The enormous amount of training data needed to “teach” autonomous delivery systems is another growth opportunity. Simulated testing and data democratization will help build smarter systems quicker.
There is the problem of unpredictable scenarios, which can confuse even the best-trained AI software. Human safety drivers are required for most public pilots, but future vehicles will rely on remote operators as a safety measure.
The Regulation Challenge
Regulation is an important factor with autonomous delivery.
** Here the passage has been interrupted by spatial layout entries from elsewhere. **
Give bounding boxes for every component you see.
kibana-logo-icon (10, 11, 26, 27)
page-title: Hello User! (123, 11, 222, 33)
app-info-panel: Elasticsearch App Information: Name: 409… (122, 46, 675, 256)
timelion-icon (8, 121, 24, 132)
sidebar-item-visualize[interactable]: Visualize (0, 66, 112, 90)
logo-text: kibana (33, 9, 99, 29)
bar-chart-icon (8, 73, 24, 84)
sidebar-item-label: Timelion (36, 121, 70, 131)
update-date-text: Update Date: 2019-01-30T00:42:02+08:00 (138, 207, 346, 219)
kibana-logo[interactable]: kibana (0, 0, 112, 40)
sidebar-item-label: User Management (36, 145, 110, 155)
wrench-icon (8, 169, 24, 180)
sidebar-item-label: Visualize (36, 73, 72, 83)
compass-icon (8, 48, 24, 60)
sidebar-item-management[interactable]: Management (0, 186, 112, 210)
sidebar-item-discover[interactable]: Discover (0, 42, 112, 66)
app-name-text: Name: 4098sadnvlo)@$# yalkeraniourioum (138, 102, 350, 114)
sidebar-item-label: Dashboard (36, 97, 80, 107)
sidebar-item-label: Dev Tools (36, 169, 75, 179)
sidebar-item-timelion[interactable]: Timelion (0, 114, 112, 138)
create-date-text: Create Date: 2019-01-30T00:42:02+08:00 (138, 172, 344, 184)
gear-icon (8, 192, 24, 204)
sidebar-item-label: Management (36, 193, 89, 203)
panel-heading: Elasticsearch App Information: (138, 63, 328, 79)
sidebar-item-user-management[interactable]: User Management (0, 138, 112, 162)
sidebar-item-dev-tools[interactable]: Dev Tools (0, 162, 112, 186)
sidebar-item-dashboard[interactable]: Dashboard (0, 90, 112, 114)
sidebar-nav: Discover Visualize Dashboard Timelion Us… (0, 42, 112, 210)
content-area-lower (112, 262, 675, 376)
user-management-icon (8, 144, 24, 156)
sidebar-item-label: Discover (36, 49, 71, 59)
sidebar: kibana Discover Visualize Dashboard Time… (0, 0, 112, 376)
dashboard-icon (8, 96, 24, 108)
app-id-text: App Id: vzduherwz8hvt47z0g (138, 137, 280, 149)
Regulatory bodies strive to keep up with these technologies, but that’s not that easy. For example, when the U.S. Federal Aviation Administration initially regulated airspace, there were no drones. Now they’re in the position of creating waivers and examining what these types of vehicles mean for existing regulations. They’re figuring out how to make sure citizens are safe when there are self-flying cars. Countries around the world face similar challenges.
Then there is the challenge of working with multiple regulatory bodies. In the United States, the federal government regulates safety standards for self-driving cars, but the states regulate vehicle operations. That creates an interesting dynamic where the safety mechanisms for these cars fall under federal domain, but the states determine how users operate those cars. Adding to that complexity is the patchwork of different rules and regulations from state to state. Until the Federal government sets laws that dictate what all the states will or will not do, we will see differences among the states in terms of what can or cannot be done for self-driving vehicles.
Global Picture of Autonomous Delivery
Despite regulatory challenges, the United States remains the global leader in autonomous delivery. China is narrowing the gap with extensive testing, strong state-level support, and an active venture capital community.
We’re seeing pockets of innovation in Europe, Scandinavia, and Israel. And a handful of nations in Africa are beginning to explore the potential benefits of autonomous delivery technology.
Where investments are focused today depends on the platform. In the United States, a lot of the money is being invested in land uses, such as Google’s Waymo project and the partnership between Cruise and GM.
In the air arena, there is much activity happening outside of the United States. We’re starting to see a lot of Chinese and German investment dollars going into the airspace. Germany is providing regulatory support to enable companies to test early.
Globally many shipping companies are investing in sea platforms, especially companies in the Nordic region that have a lot of experience in shipping.
The Venture Community’s Role
As those investing in these technologies, it’s important to think about what the transition to this new reality will look like. Over the next ten years, we’re going from a state where we don’t use too many autonomous vehicles to a state where, hopefully, everything is autonomous. However, that is not going to be an A to B deployment. In reality, it’s going to be A to Z.
In that interim between A to Z are collaborative markets where there’s an opportunity to create niche businesses that ultimately are generating data that is useful for that future wide scale deployment.